Светлые этюды в круглом луче объектива: опушка персика в бокале и острия отлакированных орешков. Опушка — плесень, водоросль, мягкое сцепление волокон — нежное, подрагивающее от далеких подземных звуков. О, это странное сочетание — «абрикосовая теплая». Может быть, это был абрикос. Рубин-Гранат-Кагор. Рэнэ и Клод Моне — ренклод зелено-розовый и бледный — сочен.

Освещение меняется. За ржавой ратушей, за сквером, отлитым из луж и листьев, загорался асфальт — сплошным солнечным полотном.

Осеннее солнце больно ударяет меня в память. Я еду в троллейбусе в прошлое; кольца дорог — киклические строфы — площади, площади; я еду, выпивая окончания улиц: — триумфальная — спасская — Черногрязская. Уколы улиц; дозы солнца — полтора кубика; не эйфория — дрожь нормы. От миллиона криков и невозможностей осталось одно — тихонькое и выцветшее: Саардамский Плотник.

Что со мной? Я ничего не вижу, кроме скрещения лучей.

Разговоры на другой день

Что-то прогнулось в моем продымленном мозгу, скрипнуло, и быстро-быстро, под визг пэтэушниц, стали рушиться бутафорские лесенки добротности текстов. Ведь ничего нет; это даже не первый этап, а нулевой, и сладость его необязательности обернется вскоре злой растерянностью мальчика перед грудой кубиков; ведь был город, и то, что осталось, надо сложить в коробку.

Ибо в той сладости — сладости первого прочтения — девяносто процентов ощущения и десять — истинных текстовых удач; просто я помню ощущение, с которым это писалось, и некоторое время продолжаю смаковать отголоски его. Через день это пропадает.
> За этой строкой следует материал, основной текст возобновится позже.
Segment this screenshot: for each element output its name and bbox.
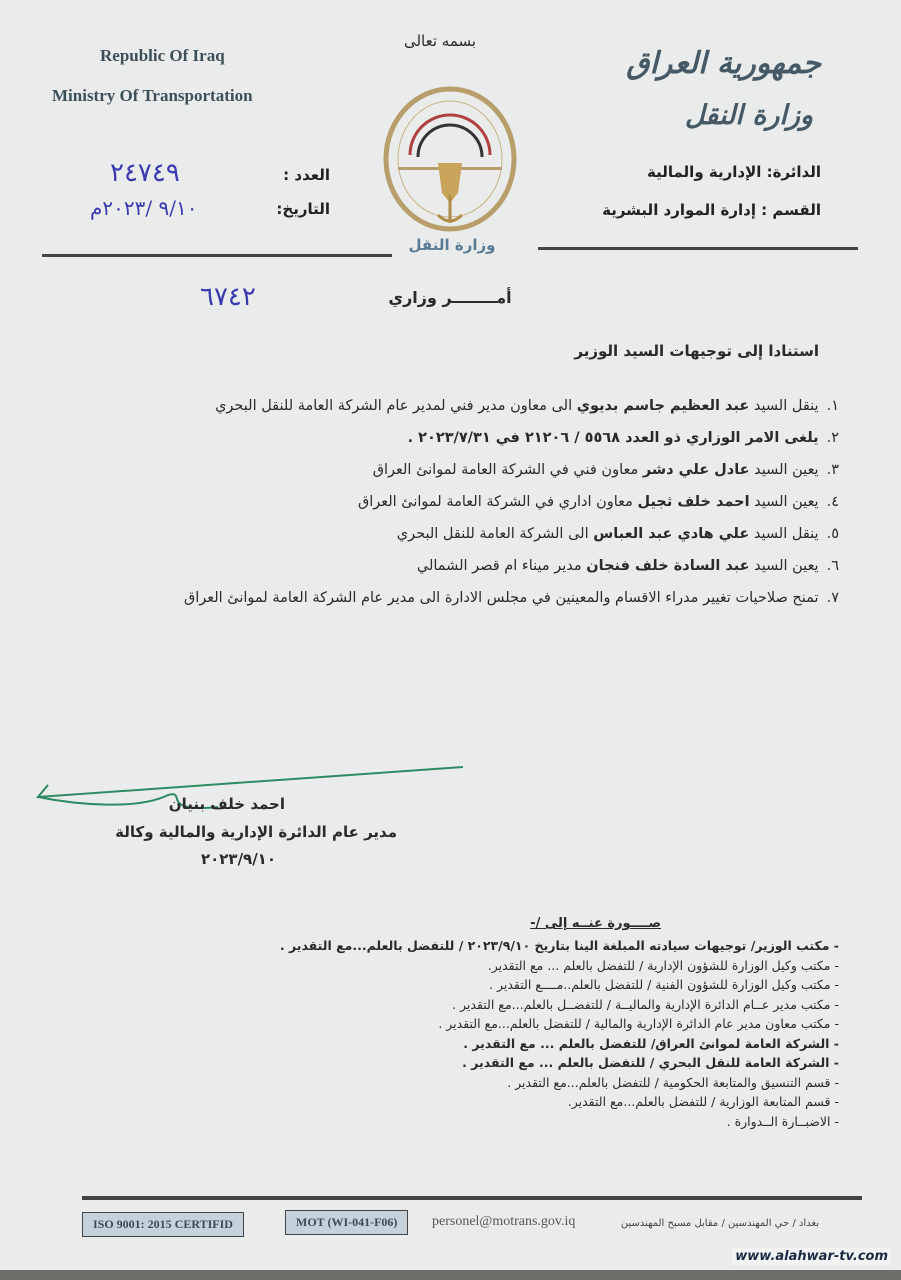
signatory-title: مدير عام الدائرة الإدارية والمالية وكالة [115,823,397,841]
iso-badge: ISO 9001: 2015 CERTIFID [82,1212,244,1237]
copy-recipient: - الشركة العامة للنقل البحري / للتفضل بالعلم ... مع التقدير . [462,1055,839,1070]
order-item-num: ٧. [826,590,839,606]
header-divider-left [42,254,392,257]
order-item-num: ٥. [826,526,839,542]
order-item-num: ٤. [826,494,839,510]
arabic-header-country: جمهورية العراق [626,46,821,81]
order-title: أمــــــــر وزاري [388,288,512,307]
basmala: بسمه تعالى [403,32,477,50]
copy-recipient: - مكتب الوزير/ توجيهات سيادته المبلغة الينا بتاريخ ٢٠٢٣/٩/١٠ / للتفضل بالعلم...مع التقدير . [279,938,839,953]
copies-title: صــــورة عنــه إلى /- [530,916,661,931]
copy-recipient: - قسم المتابعة الوزارية / للتفضل بالعلم...مع التقدير. [567,1094,839,1109]
department-label: الدائرة: الإدارية والمالية [647,163,821,181]
site-watermark: www.alahwar-tv.com [732,1248,891,1265]
arabic-header-ministry: وزارة النقل [684,100,813,131]
order-item-num: ٢. [826,430,839,446]
order-item [59,518,839,550]
order-item-bold: عبد السادة خلف فنجان [586,558,750,574]
english-header-country: Republic Of Iraq [100,46,225,65]
order-intro: استنادا إلى توجيهات السيد الوزير [574,342,819,360]
copy-recipient: - مكتب وكيل الوزارة للشؤون الفنية / للتفضل بالعلم..مــــع التقدير . [489,977,839,992]
copy-recipient: - مكتب معاون مدير عام الدائرة الإدارية والمالية / للتفضل بالعلم...مع التقدير . [438,1016,839,1031]
footer-email: personel@motrans.gov.iq [432,1214,576,1229]
order-item [59,582,839,614]
order-item-pre: ينقل السيد [749,398,819,414]
order-item-num: ٣. [826,462,839,478]
copy-recipient: - مكتب وكيل الوزارة للشؤون الإدارية / للتفضل بالعلم ... مع التقدير. [487,957,839,973]
order-item-post: معاون فني في الشركة العامة لموانئ العراق [372,462,643,478]
order-item-num: ١. [826,398,839,414]
order-item [59,550,839,582]
signature-date: ٢٠٢٣/٩/١٠ [200,850,276,868]
footer-address: بغداد / حي المهندسين / مقابل مسبح المهندسين [620,1218,819,1229]
order-item-bold: عادل علي دشر [642,462,750,478]
order-item [59,486,839,518]
ministry-logo [380,85,520,233]
copy-recipient: - قسم التنسيق والمتابعة الحكومية / للتفضل بالعلم...مع التقدير . [507,1074,839,1090]
section-label: القسم : إدارة الموارد البشرية [602,201,821,219]
order-items [59,390,839,614]
number-value: ٢٤٧٤٩ [110,158,180,188]
order-item-pre: يعين السيد [749,494,819,510]
number-label: العدد : [283,166,330,184]
copy-recipient: - الشركة العامة لموانئ العراق/ للتفضل بالعلم ... مع التقدير . [463,1035,839,1051]
order-item-pre: يعين السيد [749,558,819,574]
header-divider-right [538,247,858,250]
order-item-pre: يعين السيد [749,462,819,478]
logo-caption: وزارة النقل [408,236,496,254]
copy-recipient: - مكتب مدير عــام الدائرة الإدارية والماليــة / للتفضــل بالعلم...مع التقدير . [452,996,839,1012]
order-item [59,390,839,422]
order-item-post: مدير ميناء ام قصر الشمالي [416,558,587,574]
copy-recipient: - الاضبــارة الــدوارة . [726,1113,839,1129]
order-item-post: الى معاون مدير فني لمدير عام الشركة العامة للنقل البحري [215,398,577,414]
order-item-pre: ينقل السيد [749,526,819,542]
order-number: ٦٧٤٢ [200,282,256,312]
page-edge [0,1270,901,1280]
order-item-post: الى الشركة العامة للنقل البحري [396,526,594,542]
order-item-bold: يلغى الامر الوزاري ذو العدد ٥٥٦٨ / ٢١٢٠٦ في ٢٠٢٣/٧/٣١ . [407,430,819,446]
date-label: التاريخ: [276,200,330,218]
order-item [59,454,839,486]
order-item-bold: علي هادي عبد العباس [593,526,750,542]
order-item-pre: تمنح صلاحيات تغيير مدراء الاقسام والمعينين في مجلس الادارة الى مدير عام الشركة العامة لموانئ العراق [183,590,819,606]
footer-divider [82,1196,862,1200]
order-item-bold: عبد العظيم جاسم بديوي [576,398,750,414]
english-header-ministry: Ministry Of Transportation [52,86,253,105]
signatory-name: احمد خلف بنيان [168,795,285,813]
mot-badge: MOT (WI-041-F06) [285,1210,408,1235]
order-item [59,422,839,454]
order-item-post: معاون اداري في الشركة العامة لموانئ العراق [357,494,638,510]
order-item-bold: احمد خلف ثجيل [637,494,750,510]
copies-list [79,936,839,1131]
order-item-num: ٦. [826,558,839,574]
date-value: ٩/١٠ /٢٠٢٣م [90,196,198,220]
Остается мертвый текст; что-то блеснет и исчезнет в груде мусора, и — тоска, и желание уничтожить, и стыд, и кромешное недоумение: как я могла?!
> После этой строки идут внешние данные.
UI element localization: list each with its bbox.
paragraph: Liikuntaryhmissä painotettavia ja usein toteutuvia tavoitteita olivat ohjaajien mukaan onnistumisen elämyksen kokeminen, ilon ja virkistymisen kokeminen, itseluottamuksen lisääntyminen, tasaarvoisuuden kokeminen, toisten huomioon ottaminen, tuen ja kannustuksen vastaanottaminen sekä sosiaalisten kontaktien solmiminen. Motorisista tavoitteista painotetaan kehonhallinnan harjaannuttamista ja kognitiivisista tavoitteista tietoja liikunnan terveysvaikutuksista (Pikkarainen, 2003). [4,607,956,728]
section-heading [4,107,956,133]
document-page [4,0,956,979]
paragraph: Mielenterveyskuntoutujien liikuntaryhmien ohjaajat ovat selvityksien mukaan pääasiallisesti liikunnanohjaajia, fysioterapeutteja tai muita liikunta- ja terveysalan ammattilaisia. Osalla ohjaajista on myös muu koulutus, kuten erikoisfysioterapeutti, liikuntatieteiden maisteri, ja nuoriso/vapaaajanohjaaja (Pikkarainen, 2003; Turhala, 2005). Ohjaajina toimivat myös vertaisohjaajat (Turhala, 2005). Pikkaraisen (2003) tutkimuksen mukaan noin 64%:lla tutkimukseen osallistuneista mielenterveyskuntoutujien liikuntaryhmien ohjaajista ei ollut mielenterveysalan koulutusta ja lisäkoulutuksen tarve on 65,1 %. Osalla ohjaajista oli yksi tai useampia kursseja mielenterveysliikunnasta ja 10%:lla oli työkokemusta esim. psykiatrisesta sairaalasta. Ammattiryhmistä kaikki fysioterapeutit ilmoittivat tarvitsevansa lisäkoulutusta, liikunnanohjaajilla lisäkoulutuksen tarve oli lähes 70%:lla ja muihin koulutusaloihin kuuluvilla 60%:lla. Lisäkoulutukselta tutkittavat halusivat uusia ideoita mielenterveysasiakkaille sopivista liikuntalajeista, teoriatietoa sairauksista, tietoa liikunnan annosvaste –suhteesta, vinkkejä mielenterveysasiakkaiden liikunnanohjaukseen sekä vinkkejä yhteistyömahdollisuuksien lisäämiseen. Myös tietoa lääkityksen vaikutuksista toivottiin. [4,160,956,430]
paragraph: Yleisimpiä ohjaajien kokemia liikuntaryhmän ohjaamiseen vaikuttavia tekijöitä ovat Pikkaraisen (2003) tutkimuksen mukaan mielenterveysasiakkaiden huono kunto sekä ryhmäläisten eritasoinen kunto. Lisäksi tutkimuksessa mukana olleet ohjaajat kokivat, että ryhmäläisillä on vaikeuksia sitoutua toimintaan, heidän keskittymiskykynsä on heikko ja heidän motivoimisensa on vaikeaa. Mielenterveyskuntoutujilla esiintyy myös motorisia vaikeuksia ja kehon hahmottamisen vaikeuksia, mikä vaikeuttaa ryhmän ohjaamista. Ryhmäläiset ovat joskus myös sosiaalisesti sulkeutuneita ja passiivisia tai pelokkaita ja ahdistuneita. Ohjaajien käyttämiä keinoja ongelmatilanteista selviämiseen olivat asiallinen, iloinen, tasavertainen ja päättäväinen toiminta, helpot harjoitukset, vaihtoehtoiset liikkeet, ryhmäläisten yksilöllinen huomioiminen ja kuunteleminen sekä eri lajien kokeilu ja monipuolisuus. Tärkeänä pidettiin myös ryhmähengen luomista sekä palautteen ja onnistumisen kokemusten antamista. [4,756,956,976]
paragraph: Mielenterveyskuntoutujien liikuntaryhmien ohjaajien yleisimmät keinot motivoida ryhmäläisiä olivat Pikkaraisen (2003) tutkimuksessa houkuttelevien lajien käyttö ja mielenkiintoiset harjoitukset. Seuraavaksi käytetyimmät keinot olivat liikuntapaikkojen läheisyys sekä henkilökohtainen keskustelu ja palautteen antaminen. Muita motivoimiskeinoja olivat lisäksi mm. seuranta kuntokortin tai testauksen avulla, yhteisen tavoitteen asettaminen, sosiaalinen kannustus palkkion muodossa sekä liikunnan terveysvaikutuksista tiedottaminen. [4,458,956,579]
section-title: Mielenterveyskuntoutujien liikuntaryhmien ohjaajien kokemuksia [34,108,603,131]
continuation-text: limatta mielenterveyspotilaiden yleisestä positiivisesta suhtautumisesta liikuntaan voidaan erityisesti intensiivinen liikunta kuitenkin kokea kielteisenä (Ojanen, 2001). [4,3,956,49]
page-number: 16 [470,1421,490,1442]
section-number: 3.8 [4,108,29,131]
Да, я в начале; я перед началом; я — со знаком минус; вы говорите, что нужное отделяют от ненужного всю жизнь, что это и есть — жизнь. Но я выдаю настолько разные по силе тексты, что почти не могу отделить нужное от ненужного; т. е. я не могу найти закономерность съезжания и воспарения; хваленый вкус мой мне изменяет, и я не могу уловить это — не закономерность, а фальшь; фальшь искреннего человека много тоньше, потому что он не осознает, что соврал; она — на грани искренности и фальши; она — мыслимый кусочек этой границы, сказал бы Пастернак… Нет, я сейчас глотну, потом дальше. Больше не могу. Вот я снова фальшивлю, потому что мне нечего глотать, а гложу безвкусную жвачку, и не притронусь больше к еде, а курить тут нельзя, потому что m-lle Целка легла спать и курить нельзя. Тогда я надеваю кожаный салоп, зеленые брюки, дубленую шапочку — все на четыре размера больше — и начинаю кружить между бараками; я вижу на одном из них черный № 3; снег осыпается комом-напоминанием; я закуриваю от страха; мне попадается парочка престарелых боярышень с приклеенными шапками, я встречу их еще три раза, они говорят: все мы, бабы, исстрадавшиеся, я бегу дальше, к шлагбауму; служитель смотрит на меня как на покойника, восставшего из гроба, и правда, что-то есть, я бегу во тьму со странной лиловой подсветкой на горизонте, туда, где кончаются фонари, бесполезное и легкое тело унося от диссонансов. Но я чувствую, что здесь меня тоже возьмут — другие, они пластают мне под ноги снег и шепот, они начинают говорить о своем, и я бегу обратно, зло, и не смотрю на служителя, и встречаю тех двух, и сижу в беседке, и смотрю на окна красивых безмозглых девулек, как они курят — огневые, лиловые, малиновые — в каждом окне, и смех, и приплясывают, и я достаю сигарету и дрожу. Хоть одну бы — не злую только стерву; и граммов двести. И — ничего нет. Я бегу, в третий раз встречаю этих умиротворенных проституток, которые и сами уж испугались этой закономерности и ненавидят меня, и я думаю: у Путятина был здесь отдельный кабинет — да что кабинет — имение! и у Рериха; почему же у меня нет? Музыка, свирепая музыка бессмыслицы рассыпает меня пеплом, и я разлетаюсь по этому ритму. Пепел и лед. Бесполезные приближения к приближению — с другой стороны.